There were 5 48 ports switches in Pasteur and 4 boxes to hold them.

gw.prolo had 1 nic and was the network gateway.

Roots and organizers were on the last 2 rows.

Masters

There were 2 24 ports switches (lent by the bocal). There two RHFS (67 & 89). The room was separated into two parts, each connected to a switch and a RHFS. (67 & 89). The switches were interconnected, and one was connected to the bocal network. (to link Pasteur <-> Master).

Wifi for organizers

We used a NETGEAT AC1200 to bridge the WLAN with the LAN.

MAC addresses for the organizers’ machines were added to mdb with an IP on the services range.

Services organization

gw.prolo:

  • bind

  • dhcpd

  • firewall

  • mdb

  • netboot

  • postgresql database for hfs

  • udb

web.prolo:

  • concours

  • masternode

  • postgresql database for concours

  • map

misc.prolo:

  • redmine

  • djraio

  • irc_gatessh

  • sddm-remote

  • spotify

  • wow (World of Warcraft)

monitoring.prolo:

  • elasticsearch

  • grafana

  • kibana

  • prometheus

RHFS:

  • rhfs01 (pasteur)

  • rhfs23 (pasteur)

  • rhfs45 (pasteur)

  • rhfs67 (masters)

  • rhfs89 (masters)

Issues encountered during the event

No major issue this year.

RHFS sync breaks login

The rfs/commit_staging.sh script overwrites /etc/passwd, and during the time the rsync is running, this file does not contain the udb users. This prevented users from logging in and for logged in users tools that relied on it failed. The /etc/passwd file is updated by the udbsync_passwd service, which is run after the rsync is finished.

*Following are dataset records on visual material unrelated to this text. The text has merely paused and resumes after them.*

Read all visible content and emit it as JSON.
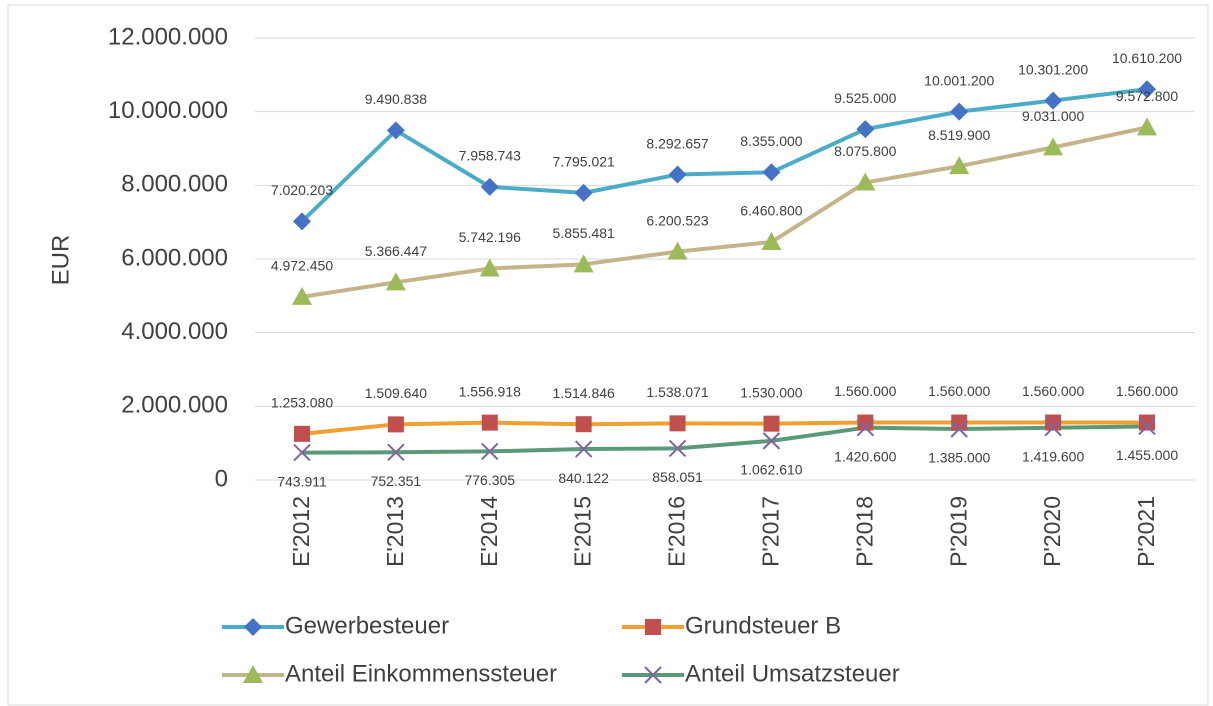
{
  "chart_data": {
    "type": "line",
    "ylabel": "EUR",
    "categories": [
      "E'2012",
      "E'2013",
      "E'2014",
      "E'2015",
      "E'2016",
      "P'2017",
      "P'2018",
      "P'2019",
      "P'2020",
      "P'2021"
    ],
    "ylim": [
      0,
      12000000
    ],
    "yticks": [
      0,
      {
        "value": 2000000,
        "label": "2.000.000"
      },
      {
        "value": 4000000,
        "label": "4.000.000"
      },
      {
        "value": 6000000,
        "label": "6.000.000"
      },
      {
        "value": 8000000,
        "label": "8.000.000"
      },
      {
        "value": 10000000,
        "label": "10.000.000"
      },
      {
        "value": 12000000,
        "label": "12.000.000"
      }
    ],
    "grid": true,
    "legend": "bottom",
    "series": [
      {
        "name": "Gewerbesteuer",
        "color": "#4bacc6",
        "marker": "diamond",
        "marker_color": "#4472c4",
        "values": [
          7020203,
          9490838,
          7958743,
          7795021,
          8292657,
          8355000,
          9525000,
          10001200,
          10301200,
          10610200
        ],
        "value_labels": [
          "7.020.203",
          "9.490.838",
          "7.958.743",
          "7.795.021",
          "8.292.657",
          "8.355.000",
          "9.525.000",
          "10.001.200",
          "10.301.200",
          "10.610.200"
        ]
      },
      {
        "name": "Grundsteuer B",
        "color": "#f0a030",
        "marker": "square",
        "marker_color": "#c0504d",
        "values": [
          1253080,
          1509640,
          1556918,
          1514846,
          1538071,
          1530000,
          1560000,
          1560000,
          1560000,
          1560000
        ],
        "value_labels": [
          "1.253.080",
          "1.509.640",
          "1.556.918",
          "1.514.846",
          "1.538.071",
          "1.530.000",
          "1.560.000",
          "1.560.000",
          "1.560.000",
          "1.560.000"
        ]
      },
      {
        "name": "Anteil Einkommenssteuer",
        "color": "#c4b48a",
        "marker": "triangle",
        "marker_color": "#9bbb59",
        "values": [
          4972450,
          5366447,
          5742196,
          5855481,
          6200523,
          6460800,
          8075800,
          8519900,
          9031000,
          9572800
        ],
        "value_labels": [
          "4.972.450",
          "5.366.447",
          "5.742.196",
          "5.855.481",
          "6.200.523",
          "6.460.800",
          "8.075.800",
          "8.519.900",
          "9.031.000",
          "9.572.800"
        ]
      },
      {
        "name": "Anteil Umsatzsteuer",
        "color": "#5a9a78",
        "marker": "x",
        "marker_color": "#8064a2",
        "values": [
          743911,
          752351,
          776305,
          840122,
          858051,
          1062610,
          1420600,
          1385000,
          1419600,
          1455000
        ],
        "value_labels": [
          "743.911",
          "752.351",
          "776.305",
          "840.122",
          "858.051",
          "1.062.610",
          "1.420.600",
          "1.385.000",
          "1.419.600",
          "1.455.000"
        ]
      }
    ]
  }
}
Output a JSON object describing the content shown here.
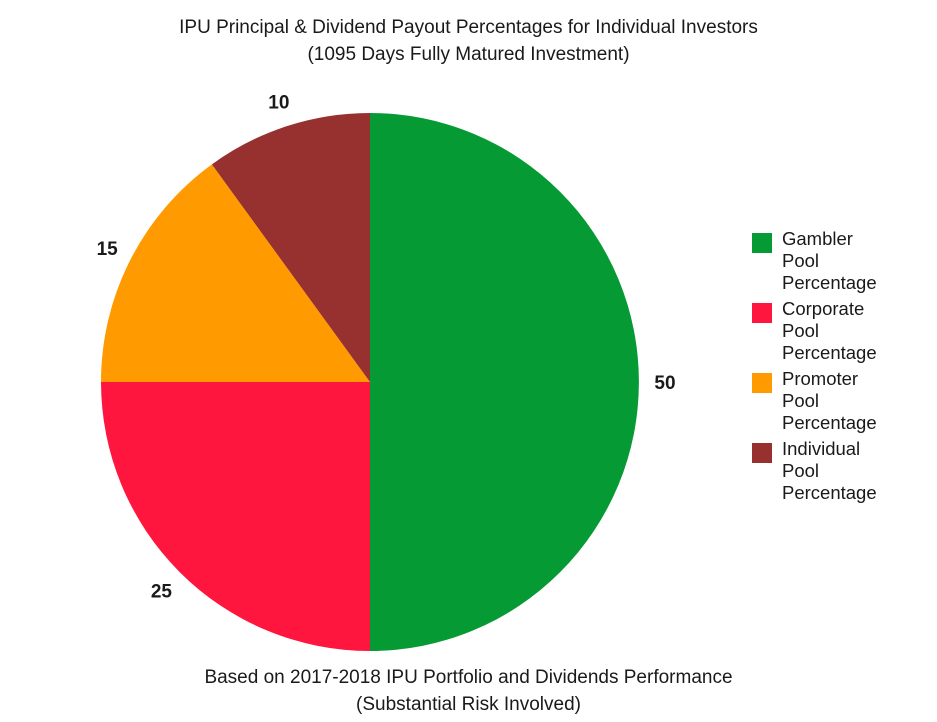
{
  "title": {
    "line1": "IPU Principal & Dividend Payout Percentages for Individual Investors",
    "line2": "(1095 Days Fully Matured Investment)"
  },
  "footnote": {
    "line1": "Based on 2017-2018 IPU Portfolio and Dividends Performance",
    "line2": "(Substantial Risk Involved)"
  },
  "chart_data": {
    "type": "pie",
    "title": "IPU Principal & Dividend Payout Percentages for Individual Investors (1095 Days Fully Matured Investment)",
    "start": "12 o'clock, clockwise",
    "legend_position": "right",
    "slices": [
      {
        "name": "Gambler Pool Percentage",
        "legend_text": "Gambler\nPool\nPercentage",
        "value": 50,
        "label": "50",
        "color": "#069a34"
      },
      {
        "name": "Corporate Pool Percentage",
        "legend_text": "Corporate\nPool\nPercentage",
        "value": 25,
        "label": "25",
        "color": "#ff163e"
      },
      {
        "name": "Promoter Pool Percentage",
        "legend_text": "Promoter\nPool\nPercentage",
        "value": 15,
        "label": "15",
        "color": "#ff9a00"
      },
      {
        "name": "Individual Pool Percentage",
        "legend_text": "Individual\nPool\nPercentage",
        "value": 10,
        "label": "10",
        "color": "#96312f"
      }
    ]
  }
}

Impact on contestants: medium

Remediation: See https://github.com/prologin/sadm/issues/169

High network usage, freeze and OOM

After starting a match concours, the user landed on the match replay page and a non-identified bug in the match replay stack (Godot web) made the the contestants system freeze due to high network usage. Symptoms where full bandwidth usage of the NIC, >100MB/s and high CPU usage. We suspect that the code entered a busy loop hammering the NFS client. This prevented us from logging-in with ssh, but the prometheus-node-exporter still worked and we could gather logs. We initially had no clue what was causing the freeze, due to a lack of per-process monitoring, but inspection of the machines when they were frozen shown consistent correlation with opening a replay page on concours. Also, users that did not open such page did not experience the freeze.

Unfreezing the machine required either to a) reboot the machine, with risk of lost data and FS corruption, or b) unplug the network cable for some seconds and re-plug it, after that waiting ~30 seconds and the OOM killer would kill the browser. Multiple contestants did reboot their machines when they froze, without data loss.

Impact on contestants: high, ~10 freeze per hour

Detection: created a dashboard in grafana to identify systems with abnormaly high network bandwidth usage

Remediation: fix web replay, limit network bandwidth to allow ssh

Heat

We did not have enough fans and the temperature in the rooms was very high.

Next year: ensure each row has a large fan, put drink cart in front of the room.